Adapun syuhada, terbagi kedalam Tiga jenis:
1.      Syahid Dunia Akhirat
Yang dimaksud syahid dunia akhirat adalah orang yang terbunuh ketika berperang di jalan Allah dengan niat yang ikhlas, tidak ada unsur riya, tidak juga berbuat ghulul (mencuri harta rampasan perang). Jenis inilah yang merupakan syahid yang sempurna dan syahid yang paling utama, baginya pahala dari sisi Allah Yang Maha Agung. Soal niat ikhlas atau tidaknya, hanya dia yang bersangkutan dan Allah yang tahu. Manusia hanya menghukumi secara zhahir bahwa dia mati terbunuh di jalan Allah. Sehingga dia layak disebut sebagai syahid. Karenanya jenazahnya tidak perlu dimandikan,tidak perlu dikafankan, tidak perlu disholatkan, ia hanya dikuburkan dengan pakaian lengkap tatkala ia terbunuh syahid.
2.      Syahid Dunia
Yaitu orang yang terbunuh ketika dia berperang, tetapi dia tidak ikhlas karena Allah, bukan demi menegakkan kalimat Allah (Islam). Soal niatnya, manusia selain dirinya tidak ada yang tahu. Akan tetapi ketika jasadnya ditemukan terbunuh ketika berperang melawan kafir, maka ia dihukumi sebagai syahid.Untuk syahid jenis pertama dan kedua ini, terdapat beberapa pendapat. Menurut pendapat Al-Ahnaf (Hanafiyah), mereka tidak dimandikan, tidak dikafani tetapi disholatkan. Menurut Hanabilah (pengikut mazhab Hanbali) mereka tidak dimandikan, tidak dikafankan dan tidak disholatkan. Menurut Malikiyah : Mereka tidak dimandikan, tidak dikafankan, tidak juga di sholatkan. Dan, menurut Syafi’iyah, bahwa mereka tidak dimandikan, tidak dimandikan dan tidak pula disholatkan”

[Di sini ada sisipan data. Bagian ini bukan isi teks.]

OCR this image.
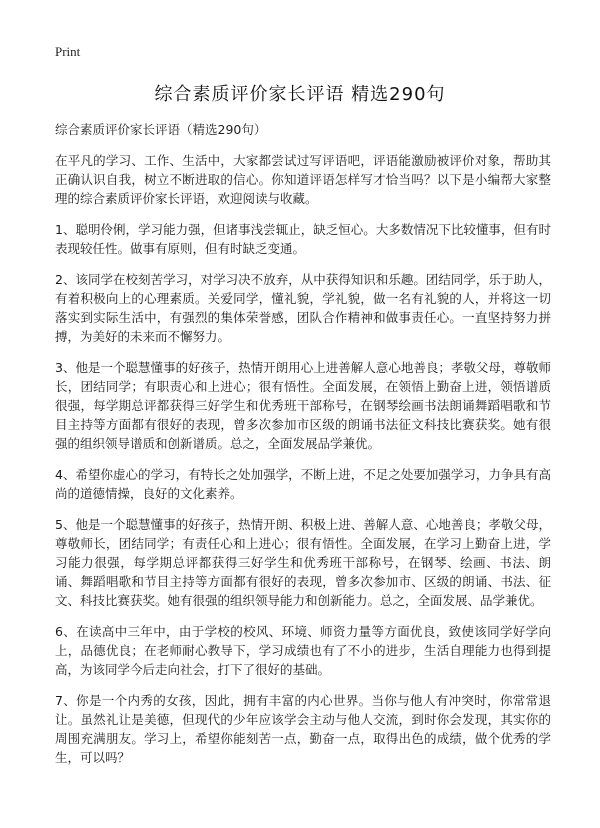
Print
综合素质评价家长评语 精选290句
综合素质评价家长评语（精选290句）

在平凡的学习、工作、生活中，大家都尝试过写评语吧，评语能激励被评价对象，帮助其正确认识自我，树立不断进取的信心。你知道评语怎样写才恰当吗？以下是小编帮大家整理的综合素质评价家长评语，欢迎阅读与收藏。

1、聪明伶俐，学习能力强，但诸事浅尝辄止，缺乏恒心。大多数情况下比较懂事，但有时表现较任性。做事有原则，但有时缺乏变通。

2、该同学在校刻苦学习，对学习决不放弃，从中获得知识和乐趣。团结同学，乐于助人，有着积极向上的心理素质。关爱同学，懂礼貌，学礼貌，做一名有礼貌的人，并将这一切落实到实际生活中，有强烈的集体荣誉感，团队合作精神和做事责任心。一直坚持努力拼搏，为美好的未来而不懈努力。

3、他是一个聪慧懂事的好孩子，热情开朗用心上进善解人意心地善良；孝敬父母，尊敬师长，团结同学；有职责心和上进心；很有悟性。全面发展，在领悟上勤奋上进，领悟谱质很强，每学期总评都获得三好学生和优秀班干部称号，在钢琴绘画书法朗诵舞蹈唱歌和节目主持等方面都有很好的表现，曾多次参加市区级的朗诵书法征文科技比赛获奖。她有很强的组织领导谱质和创新谱质。总之，全面发展品学兼优。

4、希望你虚心的学习，有特长之处加强学，不断上进，不足之处要加强学习，力争具有高尚的道德情操，良好的文化素养。

5、他是一个聪慧懂事的好孩子，热情开朗、积极上进、善解人意、心地善良；孝敬父母，尊敬师长，团结同学；有责任心和上进心；很有悟性。全面发展，在学习上勤奋上进，学习能力很强，每学期总评都获得三好学生和优秀班干部称号，在钢琴、绘画、书法、朗诵、舞蹈唱歌和节目主持等方面都有很好的表现，曾多次参加市、区级的朗诵、书法、征文、科技比赛获奖。她有很强的组织领导能力和创新能力。总之，全面发展、品学兼优。

6、在读高中三年中，由于学校的校风、环境、师资力量等方面优良，致使该同学好学向上，品德优良；在老师耐心教导下，学习成绩也有了不小的进步，生活自理能力也得到提高，为该同学今后走向社会，打下了很好的基础。

7、你是一个内秀的女孩，因此，拥有丰富的内心世界。当你与他人有冲突时，你常常退让。虽然礼让是美德，但现代的少年应该学会主动与他人交流，到时你会发现，其实你的周围充满朋友。学习上，希望你能刻苦一点，勤奋一点，取得出色的成绩，做个优秀的学生，可以吗？
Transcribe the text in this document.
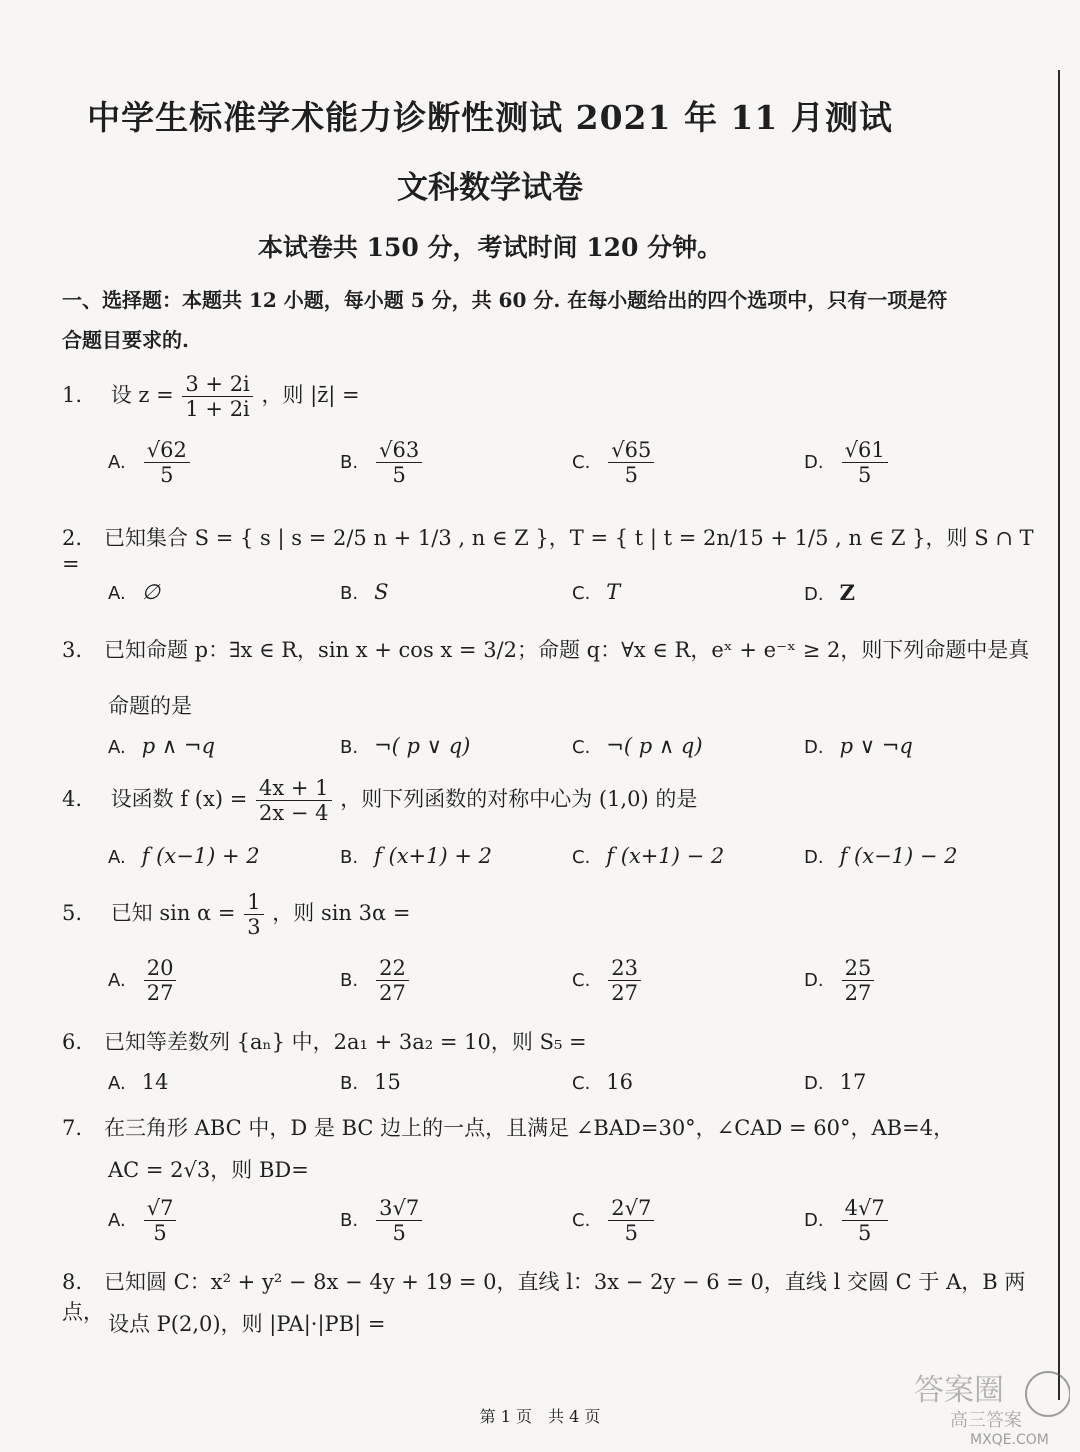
中学生标准学术能力诊断性测试 2021 年 11 月测试
文科数学试卷
本试卷共 150 分，考试时间 120 分钟。
一、选择题：本题共 12 小题，每小题 5 分，共 60 分. 在每小题给出的四个选项中，只有一项是符
合题目要求的.
1. 设 $z = \frac{3 + 2i}{1 + 2i}$ ，则 |z̄| =
A. $\frac{√62}{5}$	B. $\frac{√63}{5}$	C. $\frac{√65}{5}$	D. $\frac{√61}{5}$
2. 已知集合 S = { s | s = 2/5 n + 1/3 , n ∈ Z }，T = { t | t = 2n/15 + 1/5 , n ∈ Z }，则 S ∩ T =
A. ∅	B. S	C. T	D. Z
3. 已知命题 p：∃x ∈ R，sin x + cos x = 3/2；命题 q：∀x ∈ R，eˣ + e⁻ˣ ≥ 2，则下列命题中是真
命题的是
A. p ∧ ¬q	B. ¬( p ∨ q)	C. ¬( p ∧ q)	D. p ∨ ¬q
4. 设函数 f $(x) = \frac{4x + 1}{2x - 4}$ ，则下列函数的对称中心为 (1,0) 的是
A. f (x−1) + 2	B. f (x+1) + 2	C. f (x+1) − 2	D. f (x−1) − 2
5. 已知 $\sin \alpha = \frac{1}{3}$ ，则 sin 3α =
A. $\frac{20}{27}$	B. $\frac{22}{27}$	C. $\frac{23}{27}$	D. $\frac{25}{27}$
6. 已知等差数列 {aₙ} 中，2a₁ + 3a₂ = 10，则 S₅ =
A. 14	B. 15	C. 16	D. 17
7. 在三角形 ABC 中，D 是 BC 边上的一点，且满足 ∠BAD=30°，∠CAD = 60°，AB=4，
AC = 2√3，则 BD=
A. $\frac{√7}{5}$	B. $\frac{3√7}{5}$	C. $\frac{2√7}{5}$	D. $\frac{4√7}{5}$
8. 已知圆 C：x² + y² − 8x − 4y + 19 = 0，直线 l：3x − 2y − 6 = 0，直线 l 交圆 C 于 A，B 两点， 设点 P(2,0)，则 |PA|·|PB| =
第 1 页　共 4 页
答案圈
高三答案
MXQE.COM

3.      Syahid akhirat saja
Yaitu orang-orang yang mati karena sakit cacar/diare, tenggelam atau orang yang mati tertimpa runtuhan (longsor) dan semisalnya, sebagaimana terdapat dalam hadits-hadits Nabi. Orang yang termasuk kategori ini dimandikan, dikafani juga disholatkan.